Metadata-Version: 2.1
Name: leap-labs-task
Version: 0.1.1
Summary: Ahmed Shahin submission for leap labs task -- adversarial noise
Author: ahmedhshahin
Author-email: ahmed.shahin.19@ucl.ac.uk
Requires-Python: >=3.10,<4.0
Classifier: Programming Language :: Python :: 3
Classifier: Programming Language :: Python :: 3.10
Classifier: Programming Language :: Python :: 3.11
Classifier: Programming Language :: Python :: 3.12
Classifier: Programming Language :: Python :: 3.13
Requires-Dist: logging (>=0.4.9.6,<0.5.0.0)
Requires-Dist: matplotlib (>=3.9.2,<4.0.0)
Requires-Dist: torch (>=2.5.1,<3.0.0)
Requires-Dist: torchvision (>=0.20.1,<0.21.0)
Description-Content-Type: text/markdown

## Adversarial Generation Task
### Problem: Adversarial Noise
The task involves developing a program that manipulates images by adding adversarial noise. This noise is designed to trick an image classification model into misclassifying the altered image as a specified target class, regardless of the original content.

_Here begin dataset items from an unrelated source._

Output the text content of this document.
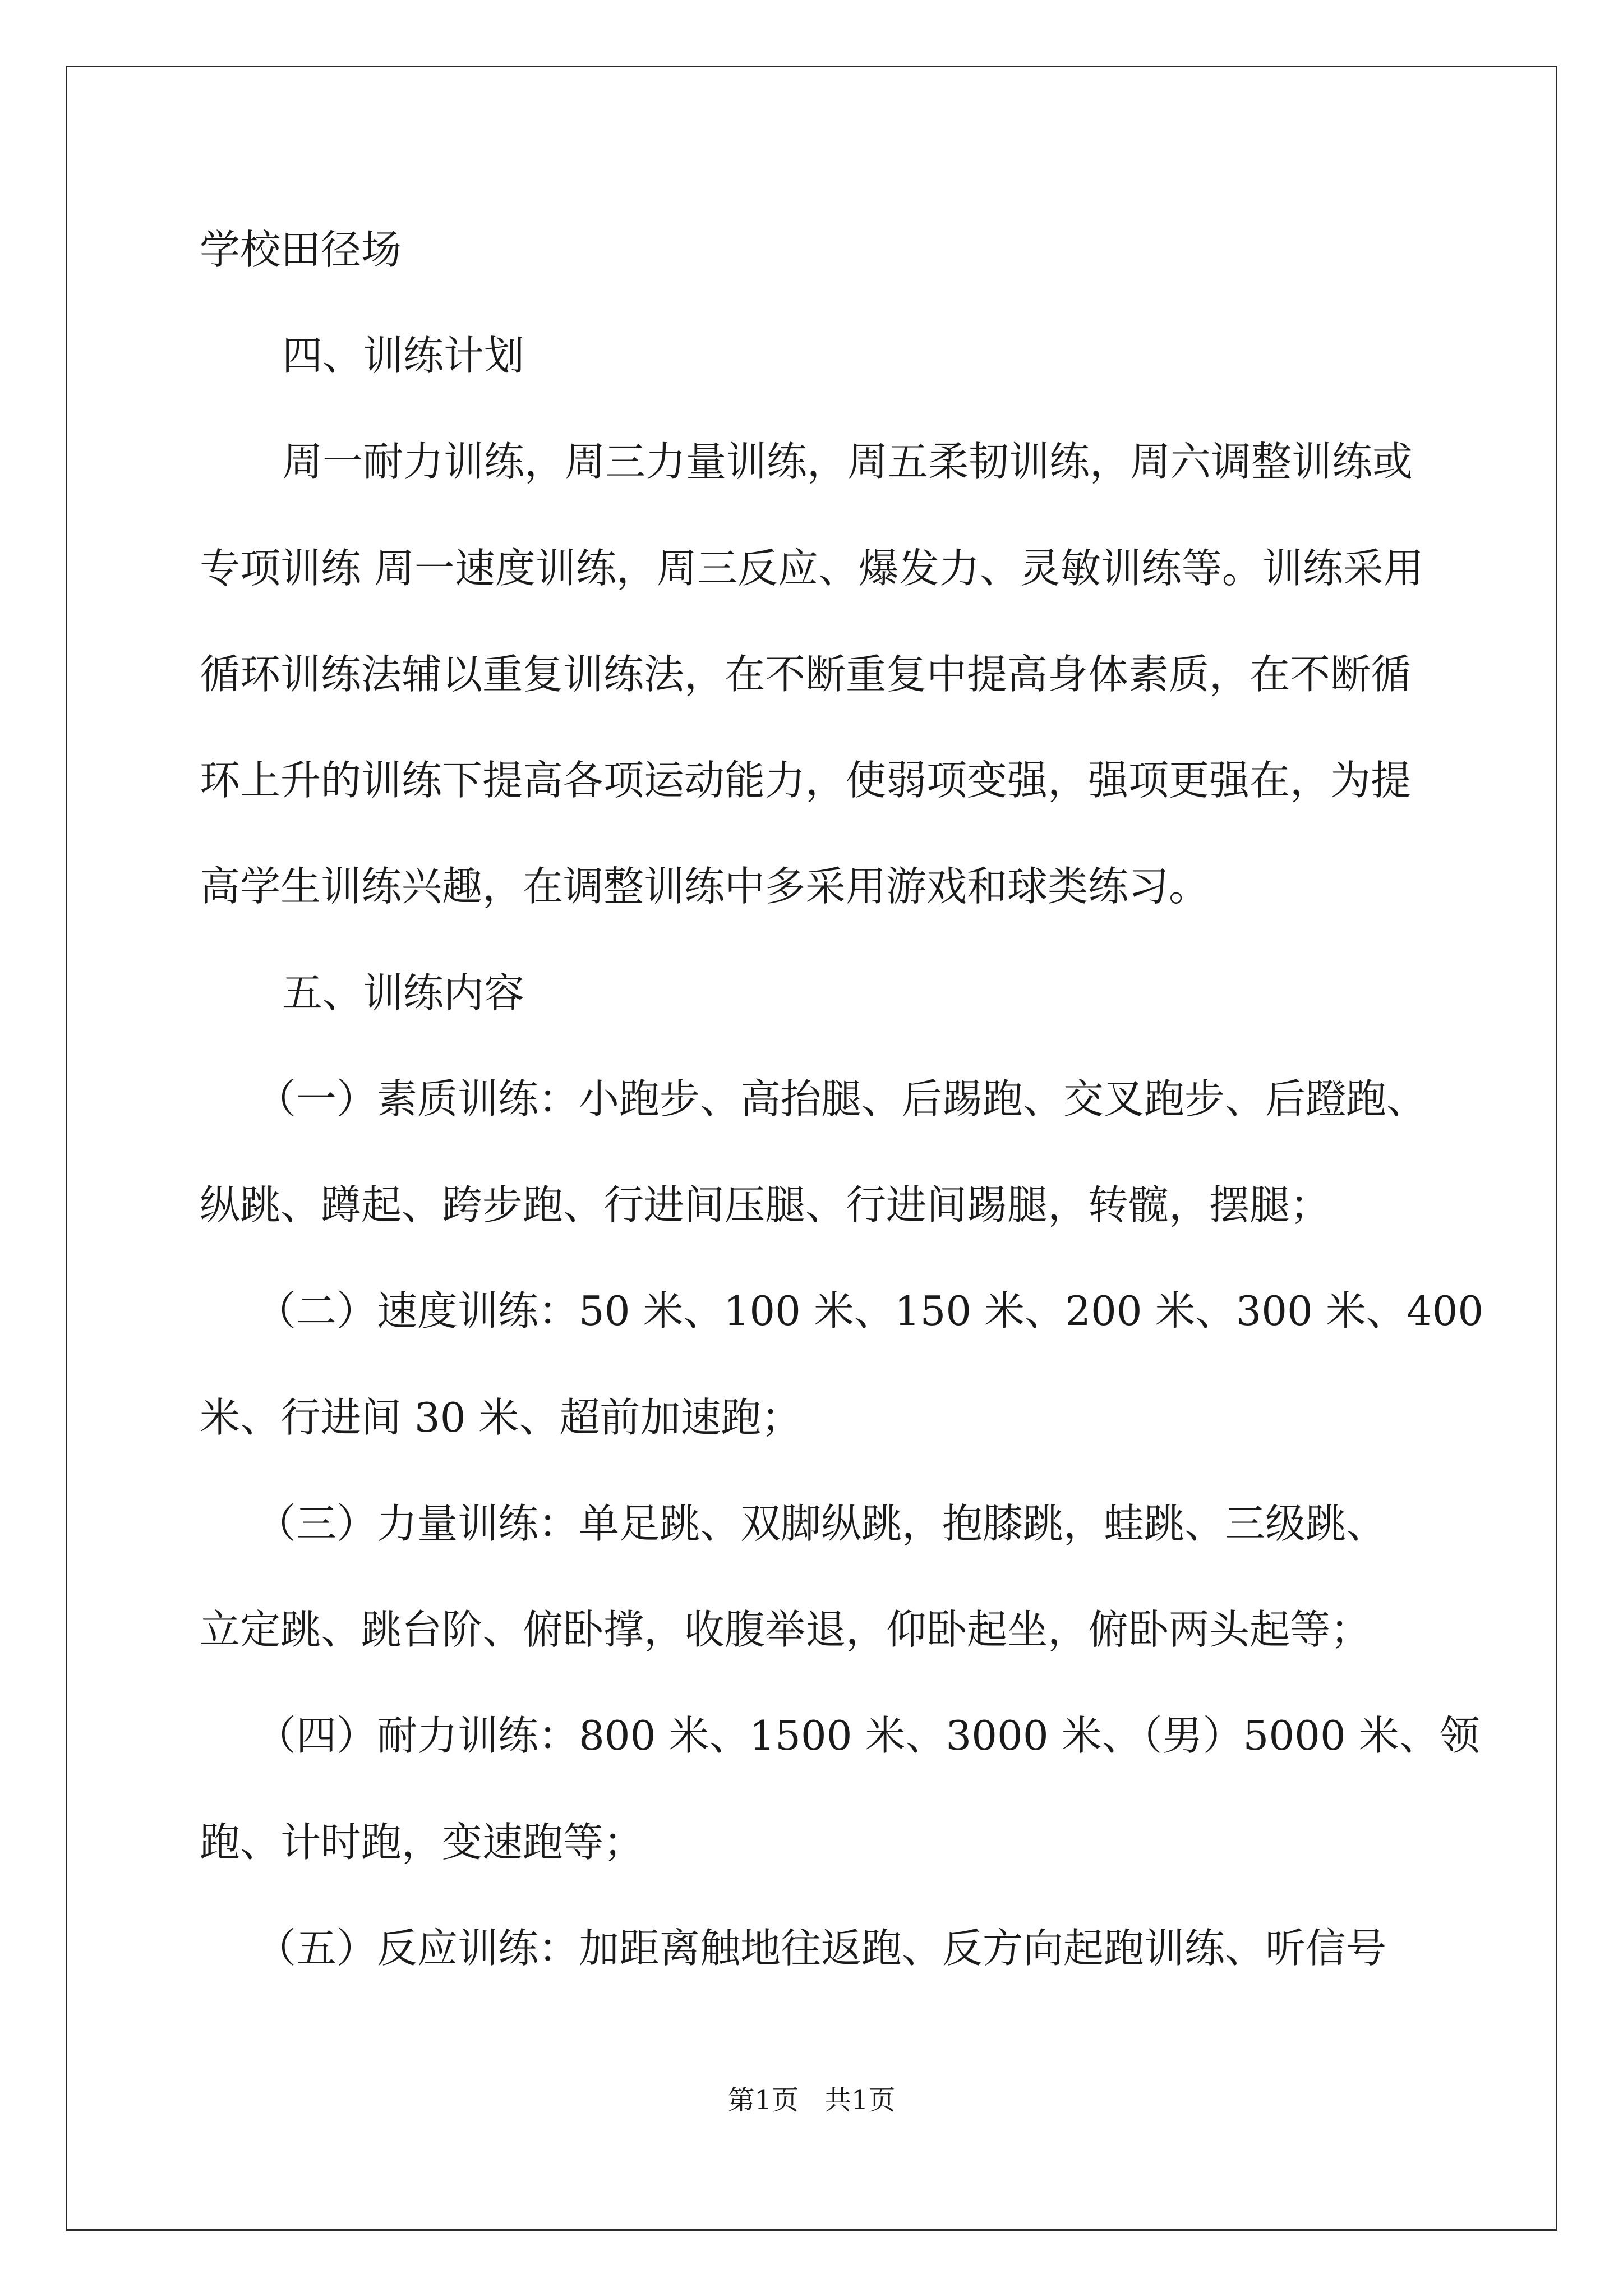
学校田径场
四、训练计划
周一耐力训练，周三力量训练，周五柔韧训练，周六调整训练或
专项训练 周一速度训练，周三反应、爆发力、灵敏训练等。训练采用
循环训练法辅以重复训练法，在不断重复中提高身体素质，在不断循
环上升的训练下提高各项运动能力，使弱项变强，强项更强在，为提
高学生训练兴趣，在调整训练中多采用游戏和球类练习。
五、训练内容
（一）素质训练：小跑步、高抬腿、后踢跑、交叉跑步、后蹬跑、
纵跳、蹲起、跨步跑、行进间压腿、行进间踢腿，转髋，摆腿；
（二）速度训练：50 米、100 米、150 米、200 米、300 米、400
米、行进间 30 米、超前加速跑；
（三）力量训练：单足跳、双脚纵跳，抱膝跳，蛙跳、三级跳、
立定跳、跳台阶、俯卧撑，收腹举退，仰卧起坐，俯卧两头起等；
（四）耐力训练：800 米、1500 米、3000 米、（男）5000 米、领
跑、计时跑，变速跑等；
（五）反应训练：加距离触地往返跑、反方向起跑训练、听信号
第1页   共1页
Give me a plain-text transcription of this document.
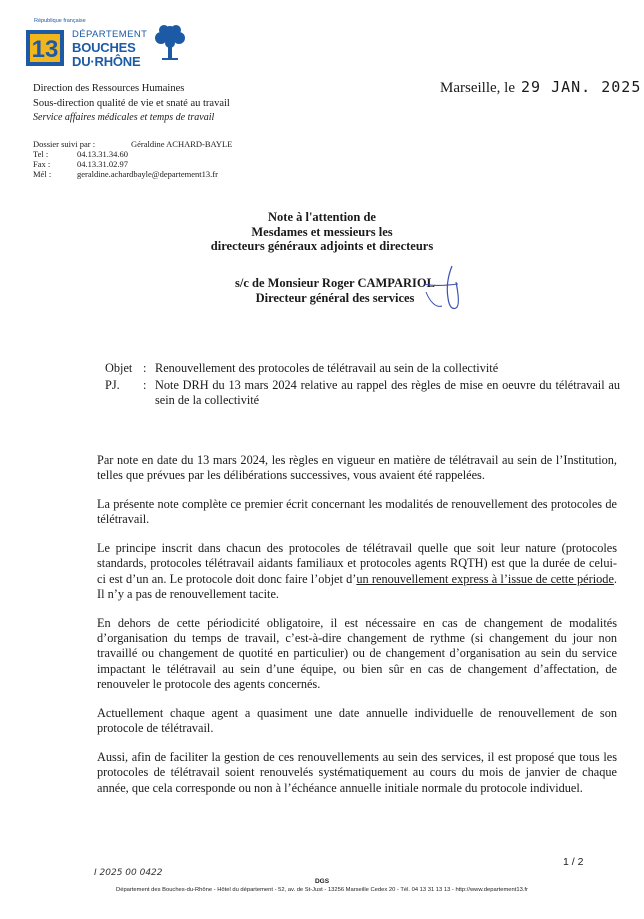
République française
13
DÉPARTEMENT
BOUCHES
DU·RHÔNE
Marseille, le 29 JAN. 2025
Direction des Ressources Humaines
Sous-direction qualité de vie et snaté au travail
Service affaires médicales et temps de travail
Dossier suivi par :	Géraldine ACHARD-BAYLE
Tel :	04.13.31.34.60
Fax :	04.13.31.02.97
Mél :	geraldine.achardbayle@departement13.fr
Note à l'attention de
Mesdames et messieurs les
directeurs généraux adjoints et directeurs
s/c de Monsieur Roger CAMPARIOL
Directeur général des services
Objet : Renouvellement des protocoles de télétravail au sein de la collectivité
PJ.	: Note DRH du 13 mars 2024 relative au rappel des règles de mise en oeuvre du télétravail au sein de la collectivité

Par note en date du 13 mars 2024, les règles en vigueur en matière de télétravail au sein de l’Institution, telles que prévues par les délibérations successives, vous avaient été rappelées.

La présente note complète ce premier écrit concernant les modalités de renouvellement des protocoles de télétravail.

Le principe inscrit dans chacun des protocoles de télétravail quelle que soit leur nature (protocoles standards, protocoles télétravail aidants familiaux et protocoles agents RQTH) est que la durée de celui-ci est d’un an. Le protocole doit donc faire l’objet d’un renouvellement express à l’issue de cette période. Il n’y a pas de renouvellement tacite.

En dehors de cette périodicité obligatoire, il est nécessaire en cas de changement de modalités d’organisation du temps de travail, c’est-à-dire changement de rythme (si changement du jour non travaillé ou changement de quotité en particulier) ou de changement d’organisation au sein du service impactant le télétravail au sein d’une équipe, ou bien sûr en cas de changement d’affectation, de renouveler le protocole des agents concernés.

Actuellement chaque agent a quasiment une date annuelle individuelle de renouvellement de son protocole de télétravail.

Aussi, afin de faciliter la gestion de ces renouvellements au sein des services, il est proposé que tous les protocoles de télétravail soient renouvelés systématiquement au cours du mois de janvier de chaque année, que cela corresponde ou non à l’échéance annuelle initiale normale du protocole individuel.

1 / 2
I 2025 00 0422
DGS
Département des Bouches-du-Rhône - Hôtel du département - 52, av. de St-Just - 13256 Marseille Cedex 20 - Tél. 04 13 31 13 13 - http://www.departement13.fr
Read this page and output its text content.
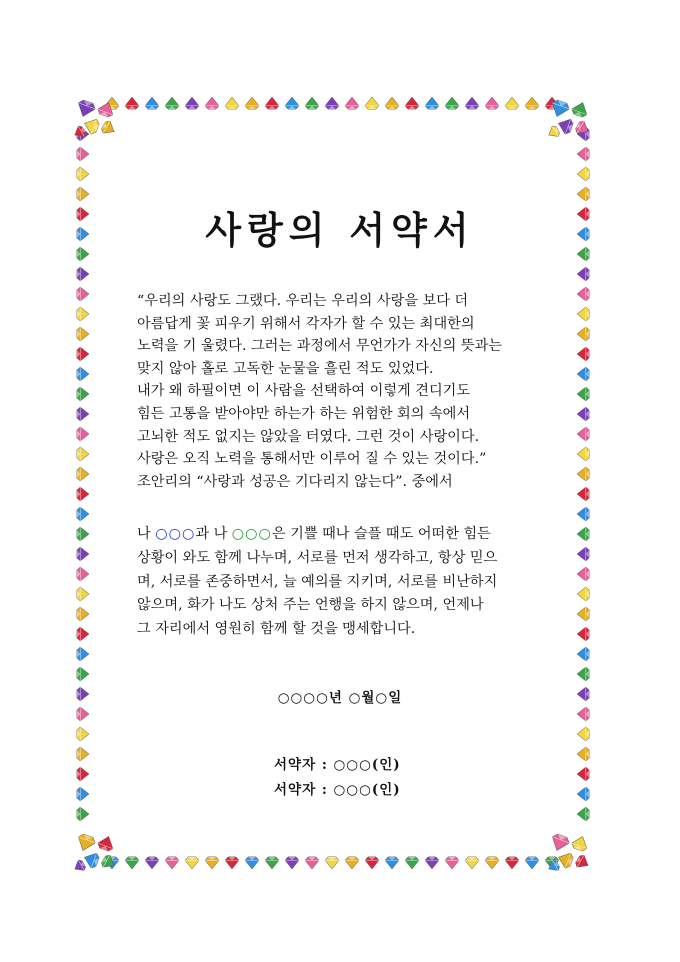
사랑의 서약서
“우리의 사랑도 그랬다. 우리는 우리의 사랑을 보다 더
아름답게 꽃 피우기 위해서 각자가 할 수 있는 최대한의
노력을 기 울렸다. 그러는 과정에서 무언가가 자신의 뜻과는
맞지 않아 홀로 고독한 눈물을 흘린 적도 있었다.
내가 왜 하필이면 이 사람을 선택하여 이렇게 견디기도
힘든 고통을 받아야만 하는가 하는 위험한 회의 속에서
고뇌한 적도 없지는 않았을 터였다. 그런 것이 사랑이다.
사랑은 오직 노력을 통해서만 이루어 질 수 있는 것이다.”
조안리의 “사랑과 성공은 기다리지 않는다”. 중에서
나 ○○○과 나 ○○○은 기쁠 때나 슬플 때도 어떠한 힘든
상황이 와도 함께 나누며, 서로를 먼저 생각하고, 항상 믿으
며, 서로를 존중하면서, 늘 예의를 지키며, 서로를 비난하지
않으며, 화가 나도 상처 주는 언행을 하지 않으며, 언제나
그 자리에서 영원히 함께 할 것을 맹세합니다.
○○○○년 ○월○일
서약자 : ○○○(인)
서약자 : ○○○(인)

You may select any pre-trained image classification model for this task. A model from the torchvision library is recommended, but not mandatory.
The core challenge is to effectively introduce noise into the image in such a way that the model misclassifies it as the desired target class, without making the noise perceptible to a casual human viewer.

Input:
The user will provide an image and specify a target class.

Output:
The program should output an image that has been altered with adversarial noise. The altered image should be classified by the model as the target class, irrespective of the original image's content. The altered image should not be obviously different to the original.

### My Approach
My approach depends on using gradient ascent to maximize the probability of the target class. The gradient ascent is applied to the input image, and the gradient is calculated with respect to the target class. The gradient ascent is applied iteratively to the input image until the model classifies the image as the target class. The update formula is as follows:
$$
\hat{x} = x + \epsilon * \frac{d}{dx} \log p(y_{target}|x)
$$
where:
- $\hat{x}$ is the updated image
- $x$ is the original image
- $\epsilon$ is the step size
- $p(y_{target}|x)$ is the probability of the target class given the image (softmax output of the model)
- $\frac{d}{dx} \log p(y_{target}|x)$ is the gradient of the log probability of the target class with respect to the image

The user will provide an image and specify a target class and optionally specify the number of iterations, the step size, and the threshold for the probability of the target class. The program will output an image that has been altered with adversarial noise. The altered image should be classified by the model as the target class, irrespective of the original image's content. The altered image should not be obviously different from the original.

### Sample output
The example below shows the original image, the target class, and the altered image. The altered image is classified as the target class by the model with high confidence.
![Example](https://raw.githubusercontent.com/ahmedhshahin/leap_labs_task/main/example.png)